Effect of nanofluid variable properties on natural convection in enclosures

In this work, the heat transfer enhancement in a differentially heated enclosure using variable thermal conductivity and variable viscosity of Al₂O₃–water and CuO–water nanofluids is investigated. The results are presented over a wide range of Rayleigh numbers (Ra = 10³–10⁵), volume fractions of nanoparticles (0 ≤ φ ≤ 9%), and aspect ratios (½ ≤ A ≤ 2). For an enclosure with unity aspect ratio, the average Nusselt number of a Al₂O₃–water nanofluid at high Rayleigh numbers was reduced by increasing the volume fraction of nanoparticles above 5%. However, at low Rayleigh numbers, the average Nusselt number was slightly enhanced by increasing the volume fraction of nanoparticles. At high Rayleigh numbers, CuO–water nanofluids manifest a continuous decrease in Nusselt number as the volume fraction of nanoparticles is increased. However, the Nusselt number was not sensitive to the volume fraction at low Rayleigh numbers. The Nusselt number demonstrates to be sensitive to the aspect ratio.

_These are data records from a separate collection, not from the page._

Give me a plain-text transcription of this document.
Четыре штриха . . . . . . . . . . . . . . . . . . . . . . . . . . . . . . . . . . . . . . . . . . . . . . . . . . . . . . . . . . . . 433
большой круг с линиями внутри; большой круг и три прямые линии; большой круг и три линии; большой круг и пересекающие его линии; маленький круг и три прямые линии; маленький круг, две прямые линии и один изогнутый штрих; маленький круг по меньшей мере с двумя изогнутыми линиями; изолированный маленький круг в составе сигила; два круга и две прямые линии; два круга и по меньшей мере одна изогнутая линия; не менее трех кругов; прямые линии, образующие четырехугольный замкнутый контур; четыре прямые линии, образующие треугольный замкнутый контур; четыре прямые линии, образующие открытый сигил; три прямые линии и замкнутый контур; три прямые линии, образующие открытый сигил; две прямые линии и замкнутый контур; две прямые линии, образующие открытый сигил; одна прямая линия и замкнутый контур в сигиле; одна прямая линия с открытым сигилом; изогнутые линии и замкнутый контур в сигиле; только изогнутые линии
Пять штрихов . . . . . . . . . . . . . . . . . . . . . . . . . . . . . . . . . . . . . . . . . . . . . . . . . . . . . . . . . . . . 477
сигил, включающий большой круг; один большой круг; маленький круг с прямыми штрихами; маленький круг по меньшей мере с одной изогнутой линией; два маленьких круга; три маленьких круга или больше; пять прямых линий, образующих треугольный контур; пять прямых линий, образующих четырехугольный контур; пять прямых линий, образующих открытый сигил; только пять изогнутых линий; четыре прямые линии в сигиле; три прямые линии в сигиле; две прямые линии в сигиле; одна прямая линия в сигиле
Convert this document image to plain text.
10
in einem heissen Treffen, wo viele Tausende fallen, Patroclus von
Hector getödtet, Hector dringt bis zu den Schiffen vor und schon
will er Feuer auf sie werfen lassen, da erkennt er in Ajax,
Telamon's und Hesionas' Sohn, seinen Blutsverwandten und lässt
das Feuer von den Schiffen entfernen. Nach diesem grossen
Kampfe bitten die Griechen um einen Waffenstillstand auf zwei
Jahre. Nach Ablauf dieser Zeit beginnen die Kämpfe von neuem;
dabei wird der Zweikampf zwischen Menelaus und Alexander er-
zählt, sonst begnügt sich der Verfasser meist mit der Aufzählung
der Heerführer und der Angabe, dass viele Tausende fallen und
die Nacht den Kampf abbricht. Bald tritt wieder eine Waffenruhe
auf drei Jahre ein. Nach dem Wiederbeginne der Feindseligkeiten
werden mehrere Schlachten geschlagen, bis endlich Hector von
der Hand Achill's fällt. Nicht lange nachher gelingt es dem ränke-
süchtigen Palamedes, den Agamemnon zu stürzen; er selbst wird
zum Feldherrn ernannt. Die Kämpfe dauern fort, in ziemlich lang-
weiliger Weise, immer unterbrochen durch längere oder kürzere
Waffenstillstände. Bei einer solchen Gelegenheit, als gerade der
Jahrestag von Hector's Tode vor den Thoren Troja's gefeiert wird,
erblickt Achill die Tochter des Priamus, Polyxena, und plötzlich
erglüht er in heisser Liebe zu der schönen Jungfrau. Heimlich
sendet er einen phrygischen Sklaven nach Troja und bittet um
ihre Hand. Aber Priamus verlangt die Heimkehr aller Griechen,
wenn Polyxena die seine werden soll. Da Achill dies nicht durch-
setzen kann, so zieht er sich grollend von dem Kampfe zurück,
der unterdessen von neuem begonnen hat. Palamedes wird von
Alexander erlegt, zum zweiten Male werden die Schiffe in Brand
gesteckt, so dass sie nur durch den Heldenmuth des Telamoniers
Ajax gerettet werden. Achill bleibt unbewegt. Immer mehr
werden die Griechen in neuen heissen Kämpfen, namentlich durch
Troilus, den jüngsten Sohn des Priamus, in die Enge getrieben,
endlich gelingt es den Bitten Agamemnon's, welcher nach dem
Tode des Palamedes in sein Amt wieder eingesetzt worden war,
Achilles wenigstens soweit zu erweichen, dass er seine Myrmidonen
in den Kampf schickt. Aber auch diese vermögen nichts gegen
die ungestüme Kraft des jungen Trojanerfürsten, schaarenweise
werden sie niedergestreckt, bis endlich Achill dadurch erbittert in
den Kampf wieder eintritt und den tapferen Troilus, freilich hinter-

It was observed that enclosures, having high aspect ratios, experience more deterioration in the average Nusselt number when compared to enclosures having low aspect ratios. The variable thermal conductivity and variable viscosity models were compared to both the Maxwell-Garnett model and the Brinkman model. It was found that at high Rayleigh numbers the average Nusselt number was more sensitive to the viscosity models than to the thermal conductivity models.